GBS is a rare autoimmune disorder in which the body’s immune system mistakenly attacks the peripheral nervous system. The condition can cause sudden numbness, muscle weakness and, in severe cases, difficulty in swallowing or breathing. Symptoms often begin with tingling or weakness in the legs and may progress upwards, worsening over days or weeks before stabilising.
Doctors explain that GBS is not an infectious disease and cannot be transmitted from person to person. Instead, it usually develops after a prior infection such as a viral illness, bacterial diarrhoea or food poisoning. In some cases, it has been linked to the consumption of undercooked poultry, unpasteurised dairy products or contaminated water. Health experts underline that the infection occurs first, and GBS develops later as an abnormal immune reaction.
Medical professionals have ruled out the possibility of the disease spreading across India, noting that GBS does not spread through air, touch or close contact. When multiple cases are reported in one area, it is typically due to exposure to a common trigger rather than human-to-human transmission.
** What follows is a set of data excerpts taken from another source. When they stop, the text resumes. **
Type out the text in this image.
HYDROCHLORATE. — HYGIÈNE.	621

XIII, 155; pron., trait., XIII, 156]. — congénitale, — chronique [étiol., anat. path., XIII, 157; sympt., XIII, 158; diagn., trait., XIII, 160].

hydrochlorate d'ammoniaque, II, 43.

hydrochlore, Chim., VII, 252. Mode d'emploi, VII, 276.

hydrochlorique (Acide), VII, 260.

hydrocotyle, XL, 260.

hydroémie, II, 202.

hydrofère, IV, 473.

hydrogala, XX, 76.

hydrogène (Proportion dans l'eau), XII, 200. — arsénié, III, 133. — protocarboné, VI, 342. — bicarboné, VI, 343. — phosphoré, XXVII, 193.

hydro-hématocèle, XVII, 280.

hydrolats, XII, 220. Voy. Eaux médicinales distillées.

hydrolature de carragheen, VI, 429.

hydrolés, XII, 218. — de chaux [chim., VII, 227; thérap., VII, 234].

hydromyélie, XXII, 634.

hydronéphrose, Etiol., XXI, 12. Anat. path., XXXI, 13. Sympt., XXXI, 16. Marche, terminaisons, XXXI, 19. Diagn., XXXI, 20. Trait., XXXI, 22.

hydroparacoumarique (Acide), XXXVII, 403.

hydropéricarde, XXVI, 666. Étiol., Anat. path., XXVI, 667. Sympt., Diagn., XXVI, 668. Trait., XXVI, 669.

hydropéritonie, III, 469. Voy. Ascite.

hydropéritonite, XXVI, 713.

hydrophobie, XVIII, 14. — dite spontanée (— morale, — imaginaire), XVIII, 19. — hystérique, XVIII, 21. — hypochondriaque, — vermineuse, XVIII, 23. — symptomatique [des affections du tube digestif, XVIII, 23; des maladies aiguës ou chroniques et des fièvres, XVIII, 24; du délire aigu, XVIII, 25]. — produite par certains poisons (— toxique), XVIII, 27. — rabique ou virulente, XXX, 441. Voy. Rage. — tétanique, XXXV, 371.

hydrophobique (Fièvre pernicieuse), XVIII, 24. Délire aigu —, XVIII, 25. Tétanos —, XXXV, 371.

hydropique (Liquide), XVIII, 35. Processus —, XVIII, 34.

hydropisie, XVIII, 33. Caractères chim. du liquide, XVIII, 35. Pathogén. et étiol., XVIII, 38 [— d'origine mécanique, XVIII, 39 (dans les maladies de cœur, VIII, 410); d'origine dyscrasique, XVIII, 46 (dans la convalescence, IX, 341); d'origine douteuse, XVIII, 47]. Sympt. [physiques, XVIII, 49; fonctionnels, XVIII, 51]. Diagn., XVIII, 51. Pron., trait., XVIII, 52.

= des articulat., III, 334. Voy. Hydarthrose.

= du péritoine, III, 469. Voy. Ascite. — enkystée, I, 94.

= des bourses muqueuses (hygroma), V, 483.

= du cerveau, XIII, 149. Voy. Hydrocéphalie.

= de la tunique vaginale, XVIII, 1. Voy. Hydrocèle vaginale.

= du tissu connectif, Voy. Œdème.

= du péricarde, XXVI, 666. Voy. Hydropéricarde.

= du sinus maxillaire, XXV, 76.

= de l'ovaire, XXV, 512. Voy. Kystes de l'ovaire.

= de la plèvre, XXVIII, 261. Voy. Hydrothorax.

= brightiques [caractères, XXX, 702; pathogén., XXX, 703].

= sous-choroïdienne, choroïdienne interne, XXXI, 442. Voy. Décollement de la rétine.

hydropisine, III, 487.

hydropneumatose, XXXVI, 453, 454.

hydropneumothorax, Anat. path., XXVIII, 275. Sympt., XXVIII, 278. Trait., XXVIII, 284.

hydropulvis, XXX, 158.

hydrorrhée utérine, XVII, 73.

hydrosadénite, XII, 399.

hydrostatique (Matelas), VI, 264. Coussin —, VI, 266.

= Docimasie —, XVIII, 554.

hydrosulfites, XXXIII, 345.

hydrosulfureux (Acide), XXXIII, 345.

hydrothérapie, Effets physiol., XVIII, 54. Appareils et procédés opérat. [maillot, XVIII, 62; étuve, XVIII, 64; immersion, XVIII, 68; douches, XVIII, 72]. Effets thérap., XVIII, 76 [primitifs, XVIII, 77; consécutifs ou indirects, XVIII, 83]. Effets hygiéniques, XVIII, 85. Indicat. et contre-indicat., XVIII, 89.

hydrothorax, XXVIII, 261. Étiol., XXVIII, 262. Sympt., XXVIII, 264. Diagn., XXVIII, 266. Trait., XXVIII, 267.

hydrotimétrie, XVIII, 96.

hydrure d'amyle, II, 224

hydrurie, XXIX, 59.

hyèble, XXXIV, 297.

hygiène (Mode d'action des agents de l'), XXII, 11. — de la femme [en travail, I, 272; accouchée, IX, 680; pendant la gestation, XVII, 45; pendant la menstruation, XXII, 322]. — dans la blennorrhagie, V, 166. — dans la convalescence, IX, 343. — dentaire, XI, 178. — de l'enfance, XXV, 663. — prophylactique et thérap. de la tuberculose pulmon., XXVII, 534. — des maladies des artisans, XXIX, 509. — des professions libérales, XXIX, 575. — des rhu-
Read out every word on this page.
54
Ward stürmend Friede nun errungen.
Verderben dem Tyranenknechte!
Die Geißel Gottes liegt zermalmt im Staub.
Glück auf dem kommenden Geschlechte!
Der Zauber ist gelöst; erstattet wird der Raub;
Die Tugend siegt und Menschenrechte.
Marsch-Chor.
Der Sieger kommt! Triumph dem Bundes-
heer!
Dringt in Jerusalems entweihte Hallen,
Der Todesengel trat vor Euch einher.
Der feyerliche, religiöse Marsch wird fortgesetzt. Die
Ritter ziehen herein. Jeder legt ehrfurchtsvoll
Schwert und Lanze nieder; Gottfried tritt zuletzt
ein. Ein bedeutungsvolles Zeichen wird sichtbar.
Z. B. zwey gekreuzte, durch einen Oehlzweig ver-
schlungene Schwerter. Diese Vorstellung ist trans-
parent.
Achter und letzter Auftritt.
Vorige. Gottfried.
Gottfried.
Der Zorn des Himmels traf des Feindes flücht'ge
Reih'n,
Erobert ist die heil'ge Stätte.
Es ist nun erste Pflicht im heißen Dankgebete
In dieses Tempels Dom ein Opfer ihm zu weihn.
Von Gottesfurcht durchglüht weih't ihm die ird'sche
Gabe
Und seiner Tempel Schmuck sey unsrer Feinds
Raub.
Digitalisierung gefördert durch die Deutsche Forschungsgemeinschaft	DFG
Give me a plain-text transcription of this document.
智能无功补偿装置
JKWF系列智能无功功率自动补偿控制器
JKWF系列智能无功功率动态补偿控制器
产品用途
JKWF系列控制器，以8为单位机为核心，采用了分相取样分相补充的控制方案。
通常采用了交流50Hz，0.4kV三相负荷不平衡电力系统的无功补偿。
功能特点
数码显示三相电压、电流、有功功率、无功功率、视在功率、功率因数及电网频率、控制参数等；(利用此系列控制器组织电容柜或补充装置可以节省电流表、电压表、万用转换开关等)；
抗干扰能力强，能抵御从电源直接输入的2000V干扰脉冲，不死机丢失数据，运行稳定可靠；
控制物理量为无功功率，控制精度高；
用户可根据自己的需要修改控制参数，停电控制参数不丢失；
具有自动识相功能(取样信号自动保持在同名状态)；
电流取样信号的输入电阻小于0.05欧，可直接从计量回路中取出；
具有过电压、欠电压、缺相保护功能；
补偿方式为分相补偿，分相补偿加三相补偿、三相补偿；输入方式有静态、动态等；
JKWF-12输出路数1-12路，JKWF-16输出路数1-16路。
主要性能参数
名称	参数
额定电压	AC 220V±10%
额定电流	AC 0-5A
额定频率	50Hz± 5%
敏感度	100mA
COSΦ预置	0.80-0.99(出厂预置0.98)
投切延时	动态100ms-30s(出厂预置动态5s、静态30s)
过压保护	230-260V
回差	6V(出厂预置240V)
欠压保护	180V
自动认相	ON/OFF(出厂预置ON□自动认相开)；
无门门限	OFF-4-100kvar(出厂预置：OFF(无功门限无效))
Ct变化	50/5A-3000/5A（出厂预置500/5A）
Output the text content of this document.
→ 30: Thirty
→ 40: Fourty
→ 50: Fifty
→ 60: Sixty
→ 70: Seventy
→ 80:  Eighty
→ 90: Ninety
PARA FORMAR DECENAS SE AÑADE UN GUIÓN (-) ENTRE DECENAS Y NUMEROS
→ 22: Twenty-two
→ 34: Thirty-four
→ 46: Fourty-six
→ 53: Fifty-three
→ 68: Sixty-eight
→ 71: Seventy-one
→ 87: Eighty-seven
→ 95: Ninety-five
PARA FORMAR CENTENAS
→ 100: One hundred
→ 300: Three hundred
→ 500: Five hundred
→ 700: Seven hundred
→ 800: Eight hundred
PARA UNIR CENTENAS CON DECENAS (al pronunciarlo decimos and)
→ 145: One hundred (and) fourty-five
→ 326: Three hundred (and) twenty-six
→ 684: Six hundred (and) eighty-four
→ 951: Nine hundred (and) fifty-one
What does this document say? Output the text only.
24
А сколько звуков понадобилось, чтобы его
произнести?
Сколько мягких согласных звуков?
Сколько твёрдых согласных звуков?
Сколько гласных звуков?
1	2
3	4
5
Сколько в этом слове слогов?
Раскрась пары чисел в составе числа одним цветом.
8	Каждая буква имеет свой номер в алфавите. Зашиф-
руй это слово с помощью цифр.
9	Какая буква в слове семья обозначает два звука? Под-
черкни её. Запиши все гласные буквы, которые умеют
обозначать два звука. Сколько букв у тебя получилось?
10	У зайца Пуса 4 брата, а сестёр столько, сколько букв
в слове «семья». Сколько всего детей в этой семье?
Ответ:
While the condition can be serious, it is rarely fatal. Globally, the fatality rate is estimated at around 3 to 5 per cent, with deaths usually occurring due to respiratory failure or complications in critical cases. Officials emphasise that early diagnosis and timely intensive care significantly improve survival chances, and most patients eventually recover fully, although recovery can take several weeks or months.
There is no single drug that cures GBS, but effective treatments are available to halt the immune attack on nerves. These include intravenous immunoglobulin therapy and plasmapheresis, a procedure that removes harmful antibodies from the blood. Supportive care such as ventilator support, oxygen therapy, pain management and physiotherapy plays a key role in recovery.
Following the detection of 14 cases in Manasa, the state government has set up a control room, created a dedicated ward for GBS patients at the local government hospital, deployed ambulances equipped with life-saving systems, and launched door-to-door health surveys and public awareness campaigns. The government is bearing the cost of treatment for affected patients. Samples of water, food and blood have been sent to national laboratories to determine the source of the outbreak, which is yet to be ascertained.
Health authorities have advised residents to remain alert but not panic, stressing that GBS is rare, non-contagious and treatable when identified early. People have been urged to seek immediate medical attention if they experience sudden weakness or numbness following an illness and to follow basic food and water safety measures.